Almost two years later, on May 16, 1997, appellant filed another pro se motion under ' section 23-110. This time, however, he made no claim of ineffective assistance of counsel, but asserted instead that his rights under the Interstate Agreement on Detainers (IAD), D .C.Code § 24-701 (1996), had been violated because he had been “shuttled” nine times between Prince George’s County, Maryland, and the District of Columbia while charges were pending against him in both jurisdictions. This time the court did not ask the government for a response but denied the motion without a hearing. From that denial he brings this appeal; we affirm.

We hold, first of all, that by voluntarily pleading guilty1 appellant waived any claim that he might have had under the IAD. See Bettis v. United States, 325 A.2d 190, 194 (D.C.1974) (“virtually every possible avenue of appeal is waived by a guilty plea”); United States v. Fitzgerald, 151 U.S.App.D.C. 206, 208, 466 F.2d 377, 379 (1972) (“a voluntary plea of guilty waives all rights and defenses, known or unknown, present or future” (citations omitted)); United States v. McElya, 142 U.S.App.D.C. 38, 39-40, 439 F.2d 548, 549-550 (1970) (voluntary plea of guilty “waives objections to nonjurisdictional defects in [the] conviction” (footnote omitted)); Edwards v. United States, 103 U.SApp.D.C. 152, 154, 256 F.2d 707, 709 (voluntary plea of guilty is “treated as ... a waiver of all defenses known and unknown”), cert. denied, 358 U.S. 847, 79 S.Ct. 74, 3 L.Ed.2d 82 (1958). A collateral attack on a conviction based on a plea of guilty “is ordinarily confined to whether the underlying plea was both counseled and voluntary.” United States v. Broce, 488 U.S. 563, 569, 109 S.Ct. 757, 102 L.Ed.2d 927 (1989). Appellant’s present claim does not fit within these limits.

Moreover, the record affirmatively shows that appellant’s rights under the IAD were not violated. The IAD would be implicated here only if appellant had been “serving a term of imprisonment”2 in Maryland— i.e., a sentence — at the time he was allegedly “shuttled” between Maryland and the District of Columbia. See Felix v. United States, 508 A.2d 101, 105 (D.C.1986); Christian v. United States, 394 A.2d 1, 40-41 (D.C.1978), cert. denied, 442 U.S. 944, 99 S.Ct. 2889, 61 L.Ed.2d 315 (1979). Appellant was not sentenced in Maryland until September 22,1992; before that date, he was merely a pre-trial detainee in Maryland with no rights at all under the IAD. Thus his trans*1200fers from one jurisdiction to the other between August 22, 1990 (when he was first charged in the District of Columbia),3 and August 4, 1992 (the date of his sentencing in this case), did not violate the IAD because the IAD was not applicable to him at that time.4

The order denying appellant’s second motion under section 23-110 is therefore

Affirmed.

. Appellant has never claimed that his guilty plea was involuntary.
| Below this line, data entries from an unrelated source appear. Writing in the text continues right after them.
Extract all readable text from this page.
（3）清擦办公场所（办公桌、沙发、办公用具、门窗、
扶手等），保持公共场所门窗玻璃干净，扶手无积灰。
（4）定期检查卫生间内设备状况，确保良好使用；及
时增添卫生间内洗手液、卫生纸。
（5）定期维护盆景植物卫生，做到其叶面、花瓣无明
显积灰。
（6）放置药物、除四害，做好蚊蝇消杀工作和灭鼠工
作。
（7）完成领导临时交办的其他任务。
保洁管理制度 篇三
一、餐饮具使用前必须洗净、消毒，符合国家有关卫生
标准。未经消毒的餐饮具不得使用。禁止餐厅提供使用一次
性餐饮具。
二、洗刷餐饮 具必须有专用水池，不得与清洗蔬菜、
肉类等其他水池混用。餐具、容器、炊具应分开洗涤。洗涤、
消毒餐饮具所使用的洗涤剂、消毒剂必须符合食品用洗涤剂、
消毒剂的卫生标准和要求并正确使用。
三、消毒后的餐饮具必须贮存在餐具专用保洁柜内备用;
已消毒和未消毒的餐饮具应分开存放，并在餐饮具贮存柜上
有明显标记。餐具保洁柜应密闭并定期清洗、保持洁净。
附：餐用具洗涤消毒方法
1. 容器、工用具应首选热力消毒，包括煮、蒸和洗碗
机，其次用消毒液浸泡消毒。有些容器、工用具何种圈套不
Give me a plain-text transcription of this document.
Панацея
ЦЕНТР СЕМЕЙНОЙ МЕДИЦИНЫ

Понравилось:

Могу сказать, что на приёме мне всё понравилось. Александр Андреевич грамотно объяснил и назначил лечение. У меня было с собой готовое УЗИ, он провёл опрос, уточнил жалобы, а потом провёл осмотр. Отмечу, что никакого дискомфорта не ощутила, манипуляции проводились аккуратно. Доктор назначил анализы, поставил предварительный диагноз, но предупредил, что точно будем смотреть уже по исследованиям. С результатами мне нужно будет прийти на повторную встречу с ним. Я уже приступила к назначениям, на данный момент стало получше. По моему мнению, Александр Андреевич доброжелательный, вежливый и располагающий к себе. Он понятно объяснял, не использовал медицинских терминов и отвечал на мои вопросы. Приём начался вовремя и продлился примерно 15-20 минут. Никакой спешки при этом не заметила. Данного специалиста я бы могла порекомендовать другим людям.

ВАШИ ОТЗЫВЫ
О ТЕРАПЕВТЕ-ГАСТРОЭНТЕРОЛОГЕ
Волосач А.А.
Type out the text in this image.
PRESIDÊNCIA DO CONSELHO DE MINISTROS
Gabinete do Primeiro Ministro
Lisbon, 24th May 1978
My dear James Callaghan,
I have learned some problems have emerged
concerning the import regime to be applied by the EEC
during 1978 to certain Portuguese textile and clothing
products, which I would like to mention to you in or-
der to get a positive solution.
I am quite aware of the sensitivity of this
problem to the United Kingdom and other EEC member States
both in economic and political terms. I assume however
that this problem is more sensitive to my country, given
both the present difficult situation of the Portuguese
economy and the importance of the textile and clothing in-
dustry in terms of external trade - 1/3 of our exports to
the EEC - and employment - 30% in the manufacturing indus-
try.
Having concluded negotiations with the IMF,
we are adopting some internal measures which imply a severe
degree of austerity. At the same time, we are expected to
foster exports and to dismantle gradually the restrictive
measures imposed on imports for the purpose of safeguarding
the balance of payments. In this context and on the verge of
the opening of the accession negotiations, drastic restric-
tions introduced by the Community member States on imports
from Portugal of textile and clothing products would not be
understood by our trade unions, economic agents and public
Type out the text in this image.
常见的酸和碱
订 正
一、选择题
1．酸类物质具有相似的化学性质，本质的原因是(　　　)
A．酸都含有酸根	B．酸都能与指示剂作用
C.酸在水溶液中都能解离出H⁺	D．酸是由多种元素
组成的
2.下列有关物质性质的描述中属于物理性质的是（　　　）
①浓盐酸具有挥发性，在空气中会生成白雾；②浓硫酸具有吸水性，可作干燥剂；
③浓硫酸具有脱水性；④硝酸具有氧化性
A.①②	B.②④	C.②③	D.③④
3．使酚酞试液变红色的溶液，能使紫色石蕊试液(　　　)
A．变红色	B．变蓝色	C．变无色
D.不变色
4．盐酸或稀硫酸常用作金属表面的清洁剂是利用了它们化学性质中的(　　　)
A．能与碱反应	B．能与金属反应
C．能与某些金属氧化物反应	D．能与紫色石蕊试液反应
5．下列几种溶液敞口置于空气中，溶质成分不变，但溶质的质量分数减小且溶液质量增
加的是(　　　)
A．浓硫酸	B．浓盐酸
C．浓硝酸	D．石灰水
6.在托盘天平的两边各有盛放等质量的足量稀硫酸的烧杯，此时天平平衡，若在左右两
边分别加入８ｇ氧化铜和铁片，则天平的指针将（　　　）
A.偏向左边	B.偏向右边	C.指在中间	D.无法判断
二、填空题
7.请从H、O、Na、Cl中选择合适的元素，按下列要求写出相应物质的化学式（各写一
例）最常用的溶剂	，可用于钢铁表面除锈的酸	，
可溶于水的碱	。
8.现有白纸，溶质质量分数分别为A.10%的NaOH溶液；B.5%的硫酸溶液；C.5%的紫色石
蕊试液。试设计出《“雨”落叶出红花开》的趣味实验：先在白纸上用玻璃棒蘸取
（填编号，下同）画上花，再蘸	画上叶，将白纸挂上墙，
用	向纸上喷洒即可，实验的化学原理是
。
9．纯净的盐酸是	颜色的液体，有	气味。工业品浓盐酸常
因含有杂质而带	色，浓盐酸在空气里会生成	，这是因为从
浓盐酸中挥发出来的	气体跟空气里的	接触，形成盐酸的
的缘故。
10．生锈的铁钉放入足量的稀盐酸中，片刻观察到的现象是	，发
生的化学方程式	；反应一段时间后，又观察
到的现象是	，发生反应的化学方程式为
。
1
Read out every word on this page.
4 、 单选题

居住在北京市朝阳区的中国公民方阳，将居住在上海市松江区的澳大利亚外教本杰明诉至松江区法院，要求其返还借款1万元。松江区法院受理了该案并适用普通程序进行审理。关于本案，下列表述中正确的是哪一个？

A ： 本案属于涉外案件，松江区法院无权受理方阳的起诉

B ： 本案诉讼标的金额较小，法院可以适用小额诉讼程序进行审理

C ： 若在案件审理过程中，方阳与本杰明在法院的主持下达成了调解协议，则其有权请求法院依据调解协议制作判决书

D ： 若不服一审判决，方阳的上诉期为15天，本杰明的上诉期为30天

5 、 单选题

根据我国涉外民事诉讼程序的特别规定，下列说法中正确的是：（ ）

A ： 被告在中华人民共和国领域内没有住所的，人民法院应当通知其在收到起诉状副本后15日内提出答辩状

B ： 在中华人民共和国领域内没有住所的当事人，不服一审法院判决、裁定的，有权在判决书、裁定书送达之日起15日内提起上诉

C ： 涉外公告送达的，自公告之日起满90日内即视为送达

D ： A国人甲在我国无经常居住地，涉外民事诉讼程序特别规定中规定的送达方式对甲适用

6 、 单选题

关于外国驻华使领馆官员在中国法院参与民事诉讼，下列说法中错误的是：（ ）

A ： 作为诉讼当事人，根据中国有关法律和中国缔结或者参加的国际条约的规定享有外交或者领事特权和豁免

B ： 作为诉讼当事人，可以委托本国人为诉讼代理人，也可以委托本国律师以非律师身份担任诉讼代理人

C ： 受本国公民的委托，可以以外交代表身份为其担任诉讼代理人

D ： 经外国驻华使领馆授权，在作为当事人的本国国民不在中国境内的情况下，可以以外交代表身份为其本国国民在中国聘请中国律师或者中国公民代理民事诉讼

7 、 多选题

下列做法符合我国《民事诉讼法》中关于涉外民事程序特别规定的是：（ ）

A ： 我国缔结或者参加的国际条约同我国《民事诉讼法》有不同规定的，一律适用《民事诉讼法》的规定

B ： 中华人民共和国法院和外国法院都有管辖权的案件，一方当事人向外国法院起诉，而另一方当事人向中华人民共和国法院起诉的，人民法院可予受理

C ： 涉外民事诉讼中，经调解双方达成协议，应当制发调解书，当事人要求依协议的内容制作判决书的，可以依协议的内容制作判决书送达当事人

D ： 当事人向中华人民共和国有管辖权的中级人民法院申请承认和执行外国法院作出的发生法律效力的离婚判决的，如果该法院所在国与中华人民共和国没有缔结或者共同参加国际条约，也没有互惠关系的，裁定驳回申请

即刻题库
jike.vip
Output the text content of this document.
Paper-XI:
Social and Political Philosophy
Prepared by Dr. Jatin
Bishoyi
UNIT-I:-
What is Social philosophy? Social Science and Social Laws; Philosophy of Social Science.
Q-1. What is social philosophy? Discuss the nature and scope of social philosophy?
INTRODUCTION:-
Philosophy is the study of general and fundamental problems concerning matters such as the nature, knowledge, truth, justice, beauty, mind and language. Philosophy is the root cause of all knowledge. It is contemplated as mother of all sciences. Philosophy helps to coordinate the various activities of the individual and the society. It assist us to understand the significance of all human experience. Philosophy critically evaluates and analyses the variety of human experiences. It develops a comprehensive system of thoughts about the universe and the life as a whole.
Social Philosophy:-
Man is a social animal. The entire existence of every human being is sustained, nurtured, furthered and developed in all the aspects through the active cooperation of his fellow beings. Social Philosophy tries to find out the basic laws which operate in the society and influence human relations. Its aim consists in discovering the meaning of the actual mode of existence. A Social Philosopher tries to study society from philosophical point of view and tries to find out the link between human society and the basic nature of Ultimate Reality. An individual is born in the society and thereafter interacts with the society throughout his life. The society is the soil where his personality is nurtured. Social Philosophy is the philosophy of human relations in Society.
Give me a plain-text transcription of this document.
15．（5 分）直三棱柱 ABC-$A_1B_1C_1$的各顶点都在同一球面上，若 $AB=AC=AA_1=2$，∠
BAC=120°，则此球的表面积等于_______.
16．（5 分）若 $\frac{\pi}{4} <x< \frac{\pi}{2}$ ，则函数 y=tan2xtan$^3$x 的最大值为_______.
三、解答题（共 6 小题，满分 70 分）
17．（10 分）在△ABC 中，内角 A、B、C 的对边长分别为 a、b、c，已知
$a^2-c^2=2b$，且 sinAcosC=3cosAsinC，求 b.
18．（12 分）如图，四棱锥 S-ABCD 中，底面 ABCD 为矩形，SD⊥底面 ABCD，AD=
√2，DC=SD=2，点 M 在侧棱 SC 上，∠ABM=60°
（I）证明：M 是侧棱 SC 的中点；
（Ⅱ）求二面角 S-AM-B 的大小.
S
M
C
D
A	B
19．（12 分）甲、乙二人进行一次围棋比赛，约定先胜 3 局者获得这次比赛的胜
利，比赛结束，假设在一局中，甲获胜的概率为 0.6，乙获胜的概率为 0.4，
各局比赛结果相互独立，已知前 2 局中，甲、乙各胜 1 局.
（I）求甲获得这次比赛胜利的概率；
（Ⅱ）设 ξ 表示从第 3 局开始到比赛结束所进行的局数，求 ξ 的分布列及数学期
. Both Article III and Article IV of the IAD, on which appellant bases his arguments, are limited in their application to persons who are “serving a term of imprisonment.” See D.C.Code § 24-701.

. According to the record, appellant was already in custody in Maryland when he was charged in a “grand jury original” indictment, filed August 22, 1990, in the case at bar.

. Given our holding, we need not address the government’s additional argument, based on such cases as McCleskey v. Zant, 499 U.S. 467, 494-495, 111 S.Ct. 1454, 113 L.Ed.2d 517 (1991), and Matos v. United States, 631 A.2d 28, 31 (D.C.1993), that the May 1997 motion was properly denied under section 23-110(e) as a "second or successive” motion.